I’m happy to announce that on Saturday the 21st at 14:27, my wife Fiona gave birth to a baby boy weighing 8 lbs. We decided to name him Noah. Every person I’ve spoken to so far has loved the name (or they were just being polite). I was surprised to find out that the name Noah actually ranks as the 2nd most popular name of 2015 according to BabyCentre. But we didn’t choose the name because it is popular, nor because it sounds good, and especially not because of the recent film starring Russell Crowe. I have always loved the name for different reasons.
“The narrative itself is not even about Noah, but rather God’s dealing with humanity.”

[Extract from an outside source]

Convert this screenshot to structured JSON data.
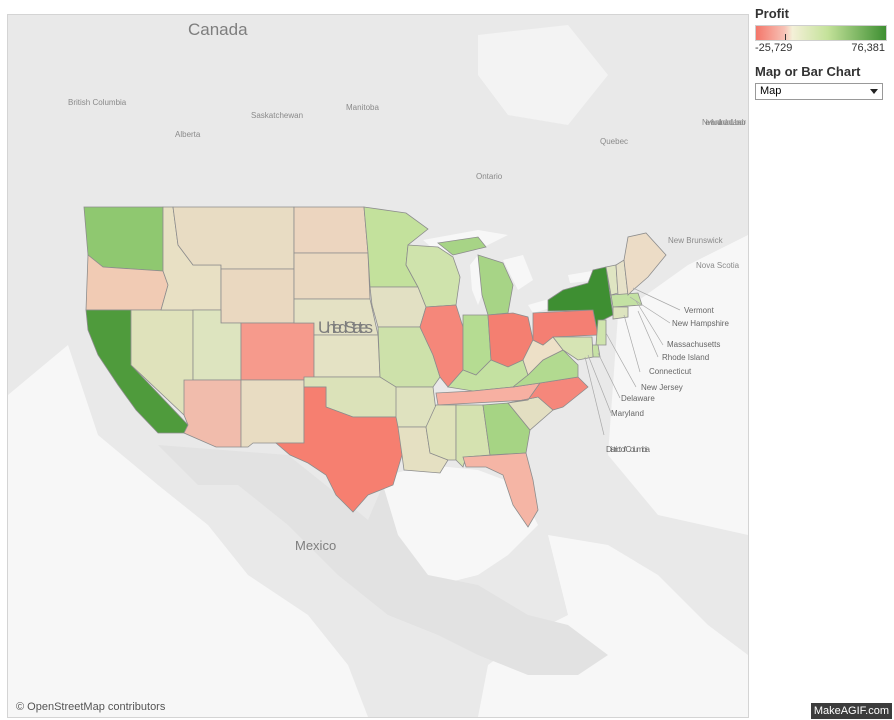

Since becoming a Christian I have been fascinated by the story of the flood found in Genesis 6-9. The narrative is set to the backdrop of a sinful and fallen world, where “every inclination of the thoughts of the human heart was only evil all the time” (Genesis 6:5). God’s shining creation had been plunged into the darkness of human sin, and if I can say one good thing about the Russell Crowe interpretation, its depiction of human sin goes some way to correctly portray its severity. And so God resolved to wipe out the human race from the face of the earth, preserving two of every animal along with Noah and his family. Often the story of Noah’s Ark is told as a cuddly, cutesy, children’s tale, where Noah and his family smile as the animals enter two by two, before setting sail upon the newly formed sea. In reality though, what lies behind the fairytale is the real account of the terrifying reality of sin, and God’s justified cleansing of the earth. The narrative itself is not even about Noah, but rather God’s dealing with humanity. In fact, Noah doesn’t say a word until the waters have dried up. His first and only recorded words are his cursing of his son Ham, and blessing of Japheth and Shem. So why the name Noah you might ask?
“What sets Noah apart, is not his good behaviour, nor his ship building skills, nor his animal husbandry.”
I am writing this with our boy Noah sitting beside me squeaking away. As I look at him I am filled with all kinds of hopes and dreams for him; I hope he will be a good man, I hope he will find a career he loves, I hope he will have a wife and family, and I hope he too will know Jesus as I do. And I find great comfort in the Genesis narrative. The man Noah stands as a good man who walked faithfully with God (Genesis 6:9), but was given a monumental task. As a result he stood, not as a man petting the lions and elephants as they entered the Ark, but as a man who must have been full of doubt and conflict, calling out to those around him to turn from their ways, yet knowing deep inside he deserved the same fate.
What sets Noah apart, is not his good behaviour, nor his ship building skills, nor his animal husbandry. The Hebrew narrative is written in such a way that one verse stands at the centre of this whole story, and it is Genesis 8:1; “But God remembered Noah.” In the midst of a fallen world, of so much suffering and terror, by grace alone Noah is protected, shut inside the safety of the Ark. Actually, Noah is no different from any of us. What makes Noah special is that he knows God, and God remembers him. Like all of us, our baby Noah will make mistakes; like the man Noah he will sin, fall and fail. But we know that ultimately his fate lies not in our hands as parents, nor in his own decisions – good or bad, but in the hands of his Heavenly Father. In the midst of the storms of life I can trust, as we all can, that God will remember us.